My co-pilot was away in France for two weeks. I had a hard time of it, from breaking too much glass in the kitchen to a light-fixture bulb exploding, nearly causing a house-fire to warning staff at my favourite local bar of an unhinged customer who, when the cops apprehended him, discovered a gun on him.
During my capricious two weeks, I juggled full-time work, running the homefront with a teenage son and two fur-children (a thirteen-year-old short-haired grey-and-white cat and a pomchi). To blow off steam, when I was not joining team-effort karaoke with a fine friend and belting out life-affirming songs with new and interesting folks, I was watching Monarch: Legacy of Monsters, which I rented (yes; you read that right, rented) from Movies 'N Stuff.
As always, I should thank Marc Bernardin for praising it on Fatman Beyond with Kevin Smith. His recs always steer me right, this time towards glorious, perilous adventure in lands where there be monsters.

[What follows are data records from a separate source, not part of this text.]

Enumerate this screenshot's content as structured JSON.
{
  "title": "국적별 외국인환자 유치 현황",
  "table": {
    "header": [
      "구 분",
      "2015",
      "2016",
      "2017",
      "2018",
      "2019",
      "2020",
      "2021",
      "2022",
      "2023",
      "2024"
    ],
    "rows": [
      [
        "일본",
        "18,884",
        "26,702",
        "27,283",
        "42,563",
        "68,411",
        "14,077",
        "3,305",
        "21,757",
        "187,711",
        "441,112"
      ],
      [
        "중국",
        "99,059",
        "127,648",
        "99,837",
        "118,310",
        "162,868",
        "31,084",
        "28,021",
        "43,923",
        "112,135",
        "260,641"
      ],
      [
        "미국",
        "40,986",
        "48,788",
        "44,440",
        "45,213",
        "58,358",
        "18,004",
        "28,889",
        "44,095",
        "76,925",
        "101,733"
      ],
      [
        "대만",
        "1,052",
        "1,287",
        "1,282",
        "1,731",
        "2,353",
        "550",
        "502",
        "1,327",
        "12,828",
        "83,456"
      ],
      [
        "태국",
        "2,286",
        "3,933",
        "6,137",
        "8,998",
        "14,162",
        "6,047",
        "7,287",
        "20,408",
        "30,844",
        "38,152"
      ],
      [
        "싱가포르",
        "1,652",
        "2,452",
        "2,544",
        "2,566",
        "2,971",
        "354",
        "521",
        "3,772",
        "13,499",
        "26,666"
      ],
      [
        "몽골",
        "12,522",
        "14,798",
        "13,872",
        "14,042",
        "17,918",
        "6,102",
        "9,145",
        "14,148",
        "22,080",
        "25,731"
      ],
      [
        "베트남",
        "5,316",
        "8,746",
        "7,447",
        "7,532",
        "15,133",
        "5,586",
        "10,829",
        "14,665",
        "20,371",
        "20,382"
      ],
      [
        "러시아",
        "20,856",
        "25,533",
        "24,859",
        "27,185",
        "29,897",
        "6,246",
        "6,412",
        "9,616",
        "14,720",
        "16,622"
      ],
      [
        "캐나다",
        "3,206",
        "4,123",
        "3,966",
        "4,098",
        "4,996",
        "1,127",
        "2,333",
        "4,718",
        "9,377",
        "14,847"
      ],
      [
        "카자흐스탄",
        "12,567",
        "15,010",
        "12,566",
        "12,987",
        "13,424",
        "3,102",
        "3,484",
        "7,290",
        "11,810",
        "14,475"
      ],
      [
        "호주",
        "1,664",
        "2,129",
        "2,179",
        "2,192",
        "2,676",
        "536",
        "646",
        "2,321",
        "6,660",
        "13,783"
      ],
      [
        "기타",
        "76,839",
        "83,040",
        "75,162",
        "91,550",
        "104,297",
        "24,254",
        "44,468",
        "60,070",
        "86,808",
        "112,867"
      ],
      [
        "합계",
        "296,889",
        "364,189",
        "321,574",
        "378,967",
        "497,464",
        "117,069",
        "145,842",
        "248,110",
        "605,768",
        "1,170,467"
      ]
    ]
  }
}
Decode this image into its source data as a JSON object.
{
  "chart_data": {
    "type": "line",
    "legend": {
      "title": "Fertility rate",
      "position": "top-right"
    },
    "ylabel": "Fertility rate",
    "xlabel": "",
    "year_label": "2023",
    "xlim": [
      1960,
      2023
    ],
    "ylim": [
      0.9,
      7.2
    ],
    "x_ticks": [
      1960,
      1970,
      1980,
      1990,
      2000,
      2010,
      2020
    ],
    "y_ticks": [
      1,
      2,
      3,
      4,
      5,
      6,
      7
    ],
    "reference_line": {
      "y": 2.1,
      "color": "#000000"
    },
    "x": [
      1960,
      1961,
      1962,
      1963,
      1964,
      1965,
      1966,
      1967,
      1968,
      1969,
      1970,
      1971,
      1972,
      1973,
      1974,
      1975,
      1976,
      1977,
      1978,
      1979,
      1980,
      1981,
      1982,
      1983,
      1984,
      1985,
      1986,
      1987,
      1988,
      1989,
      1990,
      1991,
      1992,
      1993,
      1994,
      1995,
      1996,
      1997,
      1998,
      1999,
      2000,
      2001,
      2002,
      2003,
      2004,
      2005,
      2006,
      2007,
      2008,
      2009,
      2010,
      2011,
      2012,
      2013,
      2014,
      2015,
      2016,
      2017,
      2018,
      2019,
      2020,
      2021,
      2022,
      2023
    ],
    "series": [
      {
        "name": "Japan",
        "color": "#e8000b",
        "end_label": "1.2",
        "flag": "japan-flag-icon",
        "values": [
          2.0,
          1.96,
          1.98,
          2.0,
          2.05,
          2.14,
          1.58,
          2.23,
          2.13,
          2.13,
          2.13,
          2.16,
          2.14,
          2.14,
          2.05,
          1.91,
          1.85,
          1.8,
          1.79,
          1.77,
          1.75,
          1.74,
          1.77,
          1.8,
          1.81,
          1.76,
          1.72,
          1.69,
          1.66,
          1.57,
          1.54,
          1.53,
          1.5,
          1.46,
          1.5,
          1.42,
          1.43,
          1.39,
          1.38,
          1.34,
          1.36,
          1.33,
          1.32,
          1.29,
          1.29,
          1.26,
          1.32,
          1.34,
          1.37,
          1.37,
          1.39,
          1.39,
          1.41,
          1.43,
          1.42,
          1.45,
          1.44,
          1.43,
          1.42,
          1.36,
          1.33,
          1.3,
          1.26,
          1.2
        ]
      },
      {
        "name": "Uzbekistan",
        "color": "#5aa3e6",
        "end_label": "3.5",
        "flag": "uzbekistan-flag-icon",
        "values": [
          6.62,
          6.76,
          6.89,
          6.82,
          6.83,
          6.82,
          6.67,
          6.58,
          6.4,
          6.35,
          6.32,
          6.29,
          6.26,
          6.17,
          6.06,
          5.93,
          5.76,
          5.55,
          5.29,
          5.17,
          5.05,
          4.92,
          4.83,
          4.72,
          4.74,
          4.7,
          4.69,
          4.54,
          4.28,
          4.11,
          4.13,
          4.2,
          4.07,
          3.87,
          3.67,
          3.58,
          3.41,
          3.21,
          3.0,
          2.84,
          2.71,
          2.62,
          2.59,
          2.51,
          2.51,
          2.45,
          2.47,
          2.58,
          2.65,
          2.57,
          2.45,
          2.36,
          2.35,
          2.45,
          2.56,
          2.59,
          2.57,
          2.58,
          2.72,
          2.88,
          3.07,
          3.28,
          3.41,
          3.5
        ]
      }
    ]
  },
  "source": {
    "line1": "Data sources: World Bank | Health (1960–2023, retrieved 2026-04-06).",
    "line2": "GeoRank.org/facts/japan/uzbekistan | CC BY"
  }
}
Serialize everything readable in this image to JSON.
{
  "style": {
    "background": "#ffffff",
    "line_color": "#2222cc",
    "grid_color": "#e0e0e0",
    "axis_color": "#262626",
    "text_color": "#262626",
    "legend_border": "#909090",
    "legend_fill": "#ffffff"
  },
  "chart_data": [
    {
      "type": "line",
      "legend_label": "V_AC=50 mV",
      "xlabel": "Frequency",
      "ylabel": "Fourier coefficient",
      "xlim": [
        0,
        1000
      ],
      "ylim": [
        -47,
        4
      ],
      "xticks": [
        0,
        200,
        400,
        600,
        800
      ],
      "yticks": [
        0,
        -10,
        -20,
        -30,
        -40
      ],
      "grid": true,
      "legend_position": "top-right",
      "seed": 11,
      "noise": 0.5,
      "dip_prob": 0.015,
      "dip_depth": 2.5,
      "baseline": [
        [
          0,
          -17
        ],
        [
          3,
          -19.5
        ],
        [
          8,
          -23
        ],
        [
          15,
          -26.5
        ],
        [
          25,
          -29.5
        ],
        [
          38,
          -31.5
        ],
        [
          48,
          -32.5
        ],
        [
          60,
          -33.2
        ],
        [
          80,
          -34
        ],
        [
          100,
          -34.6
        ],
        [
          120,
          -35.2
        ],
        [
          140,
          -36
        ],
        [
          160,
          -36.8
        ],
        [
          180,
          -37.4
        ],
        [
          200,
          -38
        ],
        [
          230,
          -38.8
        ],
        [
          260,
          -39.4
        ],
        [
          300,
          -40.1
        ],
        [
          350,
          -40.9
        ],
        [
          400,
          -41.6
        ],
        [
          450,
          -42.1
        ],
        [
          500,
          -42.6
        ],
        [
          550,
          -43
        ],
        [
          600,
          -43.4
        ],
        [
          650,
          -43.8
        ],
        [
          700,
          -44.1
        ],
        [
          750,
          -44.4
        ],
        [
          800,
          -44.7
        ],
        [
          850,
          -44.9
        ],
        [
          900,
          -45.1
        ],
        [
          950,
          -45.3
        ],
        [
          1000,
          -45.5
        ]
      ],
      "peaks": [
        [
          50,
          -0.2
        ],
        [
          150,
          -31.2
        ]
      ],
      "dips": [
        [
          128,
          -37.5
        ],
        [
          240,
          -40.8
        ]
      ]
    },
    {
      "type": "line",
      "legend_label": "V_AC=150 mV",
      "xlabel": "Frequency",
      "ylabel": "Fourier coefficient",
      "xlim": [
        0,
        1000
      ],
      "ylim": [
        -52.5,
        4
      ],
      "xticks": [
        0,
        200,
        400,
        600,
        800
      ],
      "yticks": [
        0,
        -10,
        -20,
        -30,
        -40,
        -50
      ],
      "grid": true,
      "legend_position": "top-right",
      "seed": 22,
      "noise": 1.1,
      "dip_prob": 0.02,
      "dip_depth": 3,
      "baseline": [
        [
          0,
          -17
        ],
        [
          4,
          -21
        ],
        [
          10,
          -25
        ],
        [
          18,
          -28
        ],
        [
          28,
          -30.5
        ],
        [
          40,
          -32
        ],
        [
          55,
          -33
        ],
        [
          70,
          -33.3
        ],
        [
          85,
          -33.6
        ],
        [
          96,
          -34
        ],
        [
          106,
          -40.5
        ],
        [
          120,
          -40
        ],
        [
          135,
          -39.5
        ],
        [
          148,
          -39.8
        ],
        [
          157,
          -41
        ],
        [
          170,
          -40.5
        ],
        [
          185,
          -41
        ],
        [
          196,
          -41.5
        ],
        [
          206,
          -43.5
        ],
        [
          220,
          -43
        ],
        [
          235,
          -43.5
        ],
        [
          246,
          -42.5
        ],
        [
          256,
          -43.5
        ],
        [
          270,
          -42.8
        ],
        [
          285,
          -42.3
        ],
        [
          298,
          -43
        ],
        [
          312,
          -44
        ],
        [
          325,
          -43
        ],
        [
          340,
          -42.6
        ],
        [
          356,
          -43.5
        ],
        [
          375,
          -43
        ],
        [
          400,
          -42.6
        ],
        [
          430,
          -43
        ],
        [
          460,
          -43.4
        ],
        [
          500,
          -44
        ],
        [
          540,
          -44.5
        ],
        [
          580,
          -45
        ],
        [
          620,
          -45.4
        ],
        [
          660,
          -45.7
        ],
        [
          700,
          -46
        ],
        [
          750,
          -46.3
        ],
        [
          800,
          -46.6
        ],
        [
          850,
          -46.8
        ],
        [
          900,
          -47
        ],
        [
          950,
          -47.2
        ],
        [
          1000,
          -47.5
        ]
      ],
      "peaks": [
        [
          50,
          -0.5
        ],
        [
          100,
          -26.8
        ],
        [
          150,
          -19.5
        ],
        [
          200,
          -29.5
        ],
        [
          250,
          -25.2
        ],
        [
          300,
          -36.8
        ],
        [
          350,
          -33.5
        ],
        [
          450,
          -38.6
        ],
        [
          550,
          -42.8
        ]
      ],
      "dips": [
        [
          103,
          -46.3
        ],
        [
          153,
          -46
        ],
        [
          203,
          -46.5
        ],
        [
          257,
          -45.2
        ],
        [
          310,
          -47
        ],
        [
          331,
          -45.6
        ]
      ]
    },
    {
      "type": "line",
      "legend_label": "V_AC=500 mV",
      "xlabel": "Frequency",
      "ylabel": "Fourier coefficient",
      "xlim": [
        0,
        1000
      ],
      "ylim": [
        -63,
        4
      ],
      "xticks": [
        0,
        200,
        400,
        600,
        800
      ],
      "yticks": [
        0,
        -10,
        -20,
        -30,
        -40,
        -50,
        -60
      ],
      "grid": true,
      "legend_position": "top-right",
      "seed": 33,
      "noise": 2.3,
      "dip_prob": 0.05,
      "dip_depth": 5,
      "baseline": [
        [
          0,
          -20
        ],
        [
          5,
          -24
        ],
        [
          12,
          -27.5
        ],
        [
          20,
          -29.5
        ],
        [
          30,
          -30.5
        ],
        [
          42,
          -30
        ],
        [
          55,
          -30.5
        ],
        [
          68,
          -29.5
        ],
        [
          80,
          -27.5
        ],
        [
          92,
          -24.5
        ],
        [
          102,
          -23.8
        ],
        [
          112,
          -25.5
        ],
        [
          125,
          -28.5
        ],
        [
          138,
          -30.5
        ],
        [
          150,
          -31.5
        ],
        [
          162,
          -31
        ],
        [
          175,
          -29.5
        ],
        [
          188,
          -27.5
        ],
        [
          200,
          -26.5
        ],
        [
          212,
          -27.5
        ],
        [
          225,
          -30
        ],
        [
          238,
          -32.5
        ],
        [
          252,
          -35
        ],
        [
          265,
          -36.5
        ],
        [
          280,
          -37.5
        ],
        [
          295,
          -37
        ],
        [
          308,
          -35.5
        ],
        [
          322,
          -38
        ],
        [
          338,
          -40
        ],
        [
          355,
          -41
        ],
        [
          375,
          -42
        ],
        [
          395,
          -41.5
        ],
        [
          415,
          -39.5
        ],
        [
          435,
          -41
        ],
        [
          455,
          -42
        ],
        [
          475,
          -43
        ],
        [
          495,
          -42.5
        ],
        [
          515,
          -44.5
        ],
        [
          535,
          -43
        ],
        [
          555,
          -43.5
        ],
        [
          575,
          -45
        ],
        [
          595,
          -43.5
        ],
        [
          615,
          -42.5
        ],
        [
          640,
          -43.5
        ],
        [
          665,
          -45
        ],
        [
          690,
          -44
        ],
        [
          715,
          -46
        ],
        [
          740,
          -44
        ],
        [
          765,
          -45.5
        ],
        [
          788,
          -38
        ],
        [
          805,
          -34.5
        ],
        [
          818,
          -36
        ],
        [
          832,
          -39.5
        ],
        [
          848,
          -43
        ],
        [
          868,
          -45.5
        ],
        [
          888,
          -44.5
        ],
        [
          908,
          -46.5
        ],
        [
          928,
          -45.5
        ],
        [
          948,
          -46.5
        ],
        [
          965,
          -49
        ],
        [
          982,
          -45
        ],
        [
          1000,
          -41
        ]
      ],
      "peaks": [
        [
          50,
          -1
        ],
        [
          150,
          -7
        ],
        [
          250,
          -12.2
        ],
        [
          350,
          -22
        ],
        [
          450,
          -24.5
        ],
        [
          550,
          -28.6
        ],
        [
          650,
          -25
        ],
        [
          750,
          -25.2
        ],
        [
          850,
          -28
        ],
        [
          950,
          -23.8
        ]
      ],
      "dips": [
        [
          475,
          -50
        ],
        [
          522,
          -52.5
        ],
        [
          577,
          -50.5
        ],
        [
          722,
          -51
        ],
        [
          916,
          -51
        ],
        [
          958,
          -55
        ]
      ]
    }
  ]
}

It's the absolute (atomic?) bomb-—shot gorgeously, with stunningly beautiful or quirkily interesting players. Monarch is shamelessly pulpy, globe-trotting to locales that include deep dives into catacombs and the outskirts of Monster Island itself. The cast sells it, hard, toggling between the 1950's and present day. Not a weak actor among them. For each new local, each player has a stylish new outfit.
Oh—and the monsters, meted out at a good pace, are always also gorgeous. Comic-book rockstar writer Matt Fraction, chief executuve producer, has crafted a compelling, jaw-droppimg, epistolary and Lovecraftian thing, here. Couldn't take my eyes off it.
It's amazing work for Godzilla or rubber-suit monster lovers to lose themselves in. Now lemme get back to it as I recover from karaoking.